Nach über 700 Seiten dieser Biografie ist der Sänger am Ende, physisch und künstlerisch. Johnny Cash, der grösste Star der Country Musik, ist drogenabhängig und schwer krank als er den Musikproduzenten Rick Rubin trifft.
Rubin ist nicht Country. Er hat mit Hip-Hop-Bands gearbeitet und er bringt ein paar Songs mit, die Cash gefallen könnten. Auch ein Lied der amerikanischen Band «Nine Inch Nails» ist dabei. Johnny Cash zögert, hat Einwände, aber schliesslich nimmt er den Song auf. Es wird das Beste, was er je gemacht hat.
Ein Leben der Extreme
«Hurt», der Song und das Video von Regisseur Mark Romanek zeigen einen Mann, fast blind und von Krankheit gezeichnet, der sich auflehnt und zugleich akzeptiert, dass der Verfall das letzte Wort behält in diesem Leben der Extreme. Seine Frau June ist kurz zu sehen, das Haus, in dem sie leben und die Filme aus dem Cash-Museum, die in rasend schneller Folge am Betrachter vorbeiziehen.
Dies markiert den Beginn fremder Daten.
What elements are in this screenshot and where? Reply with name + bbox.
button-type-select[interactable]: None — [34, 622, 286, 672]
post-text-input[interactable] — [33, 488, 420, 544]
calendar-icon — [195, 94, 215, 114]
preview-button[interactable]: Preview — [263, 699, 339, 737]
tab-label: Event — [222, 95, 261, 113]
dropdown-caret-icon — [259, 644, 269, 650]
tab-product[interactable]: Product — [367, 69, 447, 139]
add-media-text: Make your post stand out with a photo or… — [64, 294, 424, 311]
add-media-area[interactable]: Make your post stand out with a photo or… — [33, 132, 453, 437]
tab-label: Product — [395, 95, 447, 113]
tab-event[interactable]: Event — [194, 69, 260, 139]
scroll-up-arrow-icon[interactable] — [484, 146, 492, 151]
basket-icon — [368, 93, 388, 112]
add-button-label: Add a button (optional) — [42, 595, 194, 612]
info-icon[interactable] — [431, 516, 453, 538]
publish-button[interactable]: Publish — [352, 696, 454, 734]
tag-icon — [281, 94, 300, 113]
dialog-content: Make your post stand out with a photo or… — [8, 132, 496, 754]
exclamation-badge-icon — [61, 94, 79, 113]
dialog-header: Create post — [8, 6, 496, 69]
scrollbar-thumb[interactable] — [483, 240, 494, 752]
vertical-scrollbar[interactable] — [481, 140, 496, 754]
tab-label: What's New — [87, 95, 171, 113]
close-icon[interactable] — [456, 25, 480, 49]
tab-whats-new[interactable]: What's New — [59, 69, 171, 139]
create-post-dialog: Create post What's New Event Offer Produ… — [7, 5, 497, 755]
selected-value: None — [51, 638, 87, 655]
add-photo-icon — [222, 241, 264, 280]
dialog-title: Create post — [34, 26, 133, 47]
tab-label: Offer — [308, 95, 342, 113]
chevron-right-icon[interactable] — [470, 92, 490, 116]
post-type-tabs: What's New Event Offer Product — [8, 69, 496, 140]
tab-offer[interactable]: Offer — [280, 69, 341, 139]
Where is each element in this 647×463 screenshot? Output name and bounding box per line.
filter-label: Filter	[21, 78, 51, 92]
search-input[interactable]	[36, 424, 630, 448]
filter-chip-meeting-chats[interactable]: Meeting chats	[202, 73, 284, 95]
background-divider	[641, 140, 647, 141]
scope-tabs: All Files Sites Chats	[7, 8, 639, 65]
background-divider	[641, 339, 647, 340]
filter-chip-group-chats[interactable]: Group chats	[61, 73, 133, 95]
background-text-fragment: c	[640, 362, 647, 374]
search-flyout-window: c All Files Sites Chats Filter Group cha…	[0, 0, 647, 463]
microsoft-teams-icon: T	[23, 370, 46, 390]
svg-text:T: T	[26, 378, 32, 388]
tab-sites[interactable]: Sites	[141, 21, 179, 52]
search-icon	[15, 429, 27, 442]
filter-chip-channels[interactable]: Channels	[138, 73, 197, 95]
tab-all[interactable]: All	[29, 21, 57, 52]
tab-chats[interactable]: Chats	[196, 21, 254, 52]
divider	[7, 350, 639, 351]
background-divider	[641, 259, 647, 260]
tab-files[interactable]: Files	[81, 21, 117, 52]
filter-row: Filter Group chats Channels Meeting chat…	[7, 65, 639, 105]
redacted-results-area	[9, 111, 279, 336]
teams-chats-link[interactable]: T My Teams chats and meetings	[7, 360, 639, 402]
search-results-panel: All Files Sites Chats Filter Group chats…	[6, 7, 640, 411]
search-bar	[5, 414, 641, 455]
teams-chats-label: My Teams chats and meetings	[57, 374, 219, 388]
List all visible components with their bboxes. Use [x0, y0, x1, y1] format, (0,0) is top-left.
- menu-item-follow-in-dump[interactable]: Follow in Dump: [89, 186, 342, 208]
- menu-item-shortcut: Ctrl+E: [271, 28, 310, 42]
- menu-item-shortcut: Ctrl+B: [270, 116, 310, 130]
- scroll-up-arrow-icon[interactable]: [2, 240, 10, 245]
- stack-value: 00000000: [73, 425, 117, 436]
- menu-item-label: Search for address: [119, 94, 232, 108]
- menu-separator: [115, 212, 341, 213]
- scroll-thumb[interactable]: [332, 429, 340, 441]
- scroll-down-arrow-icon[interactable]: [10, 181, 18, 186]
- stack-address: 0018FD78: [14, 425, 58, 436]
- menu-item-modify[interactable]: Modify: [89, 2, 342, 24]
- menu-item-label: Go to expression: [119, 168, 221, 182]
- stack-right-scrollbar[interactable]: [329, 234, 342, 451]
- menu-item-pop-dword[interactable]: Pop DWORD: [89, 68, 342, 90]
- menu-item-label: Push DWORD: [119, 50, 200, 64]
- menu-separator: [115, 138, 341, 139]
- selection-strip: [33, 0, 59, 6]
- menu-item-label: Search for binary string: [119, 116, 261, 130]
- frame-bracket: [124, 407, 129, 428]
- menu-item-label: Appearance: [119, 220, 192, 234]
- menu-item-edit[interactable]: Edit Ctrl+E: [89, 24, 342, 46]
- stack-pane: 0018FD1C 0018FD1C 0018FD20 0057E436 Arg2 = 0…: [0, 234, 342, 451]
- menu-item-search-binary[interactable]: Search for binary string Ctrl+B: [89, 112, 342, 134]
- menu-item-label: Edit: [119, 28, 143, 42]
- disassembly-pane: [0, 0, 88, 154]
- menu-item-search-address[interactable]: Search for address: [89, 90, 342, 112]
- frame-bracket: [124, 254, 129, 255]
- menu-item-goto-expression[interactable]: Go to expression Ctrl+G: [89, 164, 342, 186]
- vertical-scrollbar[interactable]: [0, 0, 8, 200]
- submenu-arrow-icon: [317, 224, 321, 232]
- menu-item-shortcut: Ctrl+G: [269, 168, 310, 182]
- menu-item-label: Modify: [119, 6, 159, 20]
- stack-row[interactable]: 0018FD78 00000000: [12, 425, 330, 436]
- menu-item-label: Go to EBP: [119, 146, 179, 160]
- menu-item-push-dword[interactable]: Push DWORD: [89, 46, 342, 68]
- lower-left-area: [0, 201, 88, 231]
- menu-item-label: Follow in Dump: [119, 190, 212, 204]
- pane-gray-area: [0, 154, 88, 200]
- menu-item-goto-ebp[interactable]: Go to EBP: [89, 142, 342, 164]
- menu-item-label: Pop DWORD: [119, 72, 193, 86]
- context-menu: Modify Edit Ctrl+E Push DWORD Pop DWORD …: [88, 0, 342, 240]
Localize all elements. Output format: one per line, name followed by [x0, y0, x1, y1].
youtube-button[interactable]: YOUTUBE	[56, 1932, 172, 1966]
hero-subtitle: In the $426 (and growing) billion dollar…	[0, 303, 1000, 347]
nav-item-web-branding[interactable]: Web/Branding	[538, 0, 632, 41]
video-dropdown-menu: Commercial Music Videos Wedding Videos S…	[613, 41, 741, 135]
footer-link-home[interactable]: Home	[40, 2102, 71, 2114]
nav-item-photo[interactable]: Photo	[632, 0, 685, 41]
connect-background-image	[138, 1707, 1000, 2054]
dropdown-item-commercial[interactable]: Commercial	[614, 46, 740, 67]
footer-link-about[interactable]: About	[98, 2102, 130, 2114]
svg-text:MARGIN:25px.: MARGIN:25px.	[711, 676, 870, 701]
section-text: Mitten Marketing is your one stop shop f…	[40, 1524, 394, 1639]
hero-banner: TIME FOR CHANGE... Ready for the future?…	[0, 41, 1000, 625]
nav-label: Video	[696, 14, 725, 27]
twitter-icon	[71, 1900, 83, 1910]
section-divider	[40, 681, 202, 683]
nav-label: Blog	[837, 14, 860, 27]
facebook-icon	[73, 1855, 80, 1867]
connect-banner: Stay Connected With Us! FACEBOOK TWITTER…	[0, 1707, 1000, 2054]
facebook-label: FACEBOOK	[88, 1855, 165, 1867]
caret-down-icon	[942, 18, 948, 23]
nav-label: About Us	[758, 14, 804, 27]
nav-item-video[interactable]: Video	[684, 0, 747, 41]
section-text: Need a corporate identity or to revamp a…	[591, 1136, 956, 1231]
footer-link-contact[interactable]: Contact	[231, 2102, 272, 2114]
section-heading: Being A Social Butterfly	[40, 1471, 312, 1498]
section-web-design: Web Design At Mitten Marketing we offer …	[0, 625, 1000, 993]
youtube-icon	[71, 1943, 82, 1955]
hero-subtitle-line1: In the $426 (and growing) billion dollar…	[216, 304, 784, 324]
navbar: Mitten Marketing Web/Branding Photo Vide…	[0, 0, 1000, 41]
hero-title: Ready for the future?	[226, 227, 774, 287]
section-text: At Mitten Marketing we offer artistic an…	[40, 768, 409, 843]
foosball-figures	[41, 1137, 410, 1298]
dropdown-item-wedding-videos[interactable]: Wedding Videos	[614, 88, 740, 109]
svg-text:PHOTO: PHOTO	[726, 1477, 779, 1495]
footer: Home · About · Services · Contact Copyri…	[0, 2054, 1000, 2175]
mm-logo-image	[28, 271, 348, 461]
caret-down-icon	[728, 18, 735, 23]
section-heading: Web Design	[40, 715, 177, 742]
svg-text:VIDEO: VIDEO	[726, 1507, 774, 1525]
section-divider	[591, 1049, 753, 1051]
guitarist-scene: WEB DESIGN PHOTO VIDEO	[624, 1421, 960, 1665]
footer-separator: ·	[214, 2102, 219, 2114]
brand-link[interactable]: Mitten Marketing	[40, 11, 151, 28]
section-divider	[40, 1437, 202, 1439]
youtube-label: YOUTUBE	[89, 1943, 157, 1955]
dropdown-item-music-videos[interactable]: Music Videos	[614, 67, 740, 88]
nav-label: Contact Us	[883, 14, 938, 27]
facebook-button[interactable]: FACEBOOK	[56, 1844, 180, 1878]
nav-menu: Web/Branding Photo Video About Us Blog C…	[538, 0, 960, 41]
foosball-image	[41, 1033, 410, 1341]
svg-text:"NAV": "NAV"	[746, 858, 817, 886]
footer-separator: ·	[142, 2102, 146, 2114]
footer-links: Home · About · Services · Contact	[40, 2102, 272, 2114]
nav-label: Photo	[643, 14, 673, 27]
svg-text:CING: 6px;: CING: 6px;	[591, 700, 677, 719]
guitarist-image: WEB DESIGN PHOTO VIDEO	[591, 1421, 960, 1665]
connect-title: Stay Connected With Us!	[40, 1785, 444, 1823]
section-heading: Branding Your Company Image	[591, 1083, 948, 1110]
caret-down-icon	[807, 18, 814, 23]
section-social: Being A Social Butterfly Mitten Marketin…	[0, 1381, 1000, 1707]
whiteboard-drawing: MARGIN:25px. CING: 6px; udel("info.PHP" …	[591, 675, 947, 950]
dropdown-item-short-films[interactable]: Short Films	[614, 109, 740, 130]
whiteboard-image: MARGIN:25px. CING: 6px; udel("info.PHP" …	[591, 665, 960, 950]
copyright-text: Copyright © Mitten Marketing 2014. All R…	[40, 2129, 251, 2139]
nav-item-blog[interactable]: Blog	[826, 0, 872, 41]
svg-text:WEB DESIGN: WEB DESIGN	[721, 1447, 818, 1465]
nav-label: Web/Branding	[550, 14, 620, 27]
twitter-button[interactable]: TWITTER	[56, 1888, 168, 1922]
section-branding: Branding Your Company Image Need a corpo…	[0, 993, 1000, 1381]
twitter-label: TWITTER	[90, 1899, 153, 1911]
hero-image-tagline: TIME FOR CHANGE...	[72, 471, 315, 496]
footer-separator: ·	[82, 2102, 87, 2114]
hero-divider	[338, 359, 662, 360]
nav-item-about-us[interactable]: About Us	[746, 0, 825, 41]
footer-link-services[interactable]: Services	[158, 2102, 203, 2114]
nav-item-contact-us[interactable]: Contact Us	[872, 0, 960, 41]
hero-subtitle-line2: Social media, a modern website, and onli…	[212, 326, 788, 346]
Alles ist in diesen Bildern, in dieser Musik. Es ist die ganze Story in vier Minuten. Vier Minuten für sieben Jahrzehnte.
Komplexe Persönlichkeit
Alles beginnt mit einer tiefen Verletzung. Johnny Cash ist neun Jahre alt, als sein Bruder Jack bei einem Unfall stirbt. Der Vater, Ray Cash gibt Johnny daran Mitschuld. Das sitzt tief und das wird bleiben, als die Karriere beginnt - und weit darüber hinaus. Es ist der Schlüssel dieses Lebens, seiner Schuldgefühle, seiner Antriebe und seiner Abstürze.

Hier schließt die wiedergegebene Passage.